RIASSUNTO
Abstract
Three drillstring fatigue failures occurred while drilling two deep wells below 16,500 ft true-vertical depth (TVD) in the U.S.A. midcontinent region. All the failures occurred across 2°/100 ft to 3°/100 ft dogleg severity intervals from 6,000 ft to 8,000 ft. The well conditions (i.e., pipe condition and directional plan) were not significantly different from other deep wells in the area, which had not failed.
A deep-well drillstring failure study was conducted which included a review of drillstring inspection reports, daily drilling reports, digital data, technical literature, and engineering analysis for the two wells.
A Cumulative Fatigue Analysis (CFA) modeling technique taking into account specific well conditions (i.e., wellbore geometry, rotary speed, rate of penetration, hook load, and drillstring configuration) was applied. The model indicated that drillstring failures would occur across shallow doglegs mainly because of high hang-down loads combined with slow rate of penetration (ROP). The results of the study led to the development of new deep-well design criteria and implementation of new drilling guidelines. The new guidelines included utilization of look-ahead CFA modeling when approaching drillstring endurance limits to minimize drillpipe fatigue failures.

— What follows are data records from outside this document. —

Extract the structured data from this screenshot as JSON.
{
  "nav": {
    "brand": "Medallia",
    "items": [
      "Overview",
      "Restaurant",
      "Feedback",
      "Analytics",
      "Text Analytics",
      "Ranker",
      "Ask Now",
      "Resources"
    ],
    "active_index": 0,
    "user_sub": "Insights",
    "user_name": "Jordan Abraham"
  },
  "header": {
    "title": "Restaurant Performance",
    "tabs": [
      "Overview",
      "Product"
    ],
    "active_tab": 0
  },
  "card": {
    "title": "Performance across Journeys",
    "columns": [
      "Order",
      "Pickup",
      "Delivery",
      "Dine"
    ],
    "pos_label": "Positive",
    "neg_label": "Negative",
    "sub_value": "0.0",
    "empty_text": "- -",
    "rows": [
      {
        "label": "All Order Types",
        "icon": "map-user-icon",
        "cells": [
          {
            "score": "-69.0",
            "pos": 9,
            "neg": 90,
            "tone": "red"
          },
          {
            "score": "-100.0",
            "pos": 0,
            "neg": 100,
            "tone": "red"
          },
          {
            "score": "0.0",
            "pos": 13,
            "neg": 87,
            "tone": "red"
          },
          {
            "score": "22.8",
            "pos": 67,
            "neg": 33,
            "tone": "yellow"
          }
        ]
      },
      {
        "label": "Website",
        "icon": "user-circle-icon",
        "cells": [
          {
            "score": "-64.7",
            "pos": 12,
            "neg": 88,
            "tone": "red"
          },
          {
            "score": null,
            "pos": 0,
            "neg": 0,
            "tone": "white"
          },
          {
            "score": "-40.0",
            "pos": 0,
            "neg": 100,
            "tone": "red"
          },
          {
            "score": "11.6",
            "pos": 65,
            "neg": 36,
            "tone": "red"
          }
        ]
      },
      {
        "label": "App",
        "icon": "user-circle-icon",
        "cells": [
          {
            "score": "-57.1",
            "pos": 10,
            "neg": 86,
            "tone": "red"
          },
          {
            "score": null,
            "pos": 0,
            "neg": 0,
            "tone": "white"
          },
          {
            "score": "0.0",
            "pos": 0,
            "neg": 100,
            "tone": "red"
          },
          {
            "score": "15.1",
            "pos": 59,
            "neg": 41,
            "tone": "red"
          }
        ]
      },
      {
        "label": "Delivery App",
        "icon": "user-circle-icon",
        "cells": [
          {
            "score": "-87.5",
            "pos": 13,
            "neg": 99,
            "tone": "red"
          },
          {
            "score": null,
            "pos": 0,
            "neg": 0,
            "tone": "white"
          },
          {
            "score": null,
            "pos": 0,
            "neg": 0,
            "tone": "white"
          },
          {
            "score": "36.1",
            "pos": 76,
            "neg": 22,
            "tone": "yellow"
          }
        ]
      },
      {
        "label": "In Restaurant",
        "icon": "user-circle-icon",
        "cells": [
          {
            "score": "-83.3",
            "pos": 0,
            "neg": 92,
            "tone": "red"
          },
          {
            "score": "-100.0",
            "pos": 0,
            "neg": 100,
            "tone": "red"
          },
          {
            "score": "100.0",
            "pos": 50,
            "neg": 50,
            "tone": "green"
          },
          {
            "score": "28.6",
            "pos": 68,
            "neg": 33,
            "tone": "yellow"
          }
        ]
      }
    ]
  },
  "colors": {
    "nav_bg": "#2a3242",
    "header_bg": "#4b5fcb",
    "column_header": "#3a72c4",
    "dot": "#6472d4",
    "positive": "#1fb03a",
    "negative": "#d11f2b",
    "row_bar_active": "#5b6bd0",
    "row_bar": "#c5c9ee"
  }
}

Look-ahead CFA modeling and the new drilling guidelines were used on two subsequent deep wells in the area, leading to successful drilling to total depth (TD) of 18,000 ft TVD without failure. One of the wells had a 1.4°/100 ft dogleg severity (calculated based on 100 ft survey spacing) at 1,500 ft and drillpipe shuffling was required to prevent drillstring failure in the deep hole section. The drillstring fatigue failure prevention guidelines apply to deep wells drilled worldwide.
Introduction
BP America Inc. experienced three high-load cyclic fatigue tube failures while drilling in the U.S.A. midcontinent region's deep Anadarko basin. All the failures occurred within a four-month period, on two wells drilled by different rigs. The three fatigue failures occurred in the highest shallow dogleg interval of the wells, and all three failures were in the inclination-angle dropping section of the well.
In Well A, poor mud properties caused the hole to pack off, leading to a heat-related tensile failure of a crossover in the bottomhole assembly (BHA). An unsuccessful fishing job for the remaining BHA led to a sidetrack. The sidetrack around the fish created shallow doglegs and led to the two drillpipe fatigue failures in Well A.
Shallow directional walk problems combined with a small directional target created shallow doglegs in Well B. The well scope was also changed at TD to drill 375 ft deeper. Mud circulation was lost, and the drillstring was rotated without circulation while building mud volume. Well B subsequently experienced a fatigue failure while pulling out of the hole at TD of 16,628 ft.
After these failures occurred, a comprehensive study was performed to understand why these two wells experienced drillpipe failures while other area wells with similar conditions did not experience a failure. The study included a review of drillpipe inspection reports, daily drilling reports, digital drilling recorder data, and engineering analysis.
Drillpipe Failures in Well A
Well A had been drilled to 11,409 ft TD. The hole was losing mud returns and starting to pack off because of hole instability. The drillstring was backreamed (rotating the drillstring while pulling out of the hole) with 325,000 lbf pickup weight to pull out of the hole. The hole finally partially packed off (circulation returns were lost) with very limited drillstring movement up or down at the 9?-in. bit depth of 10,530 ft. The drillstring was rotated for 1.5 hours at 10,530 ft (without circulation) before the failure.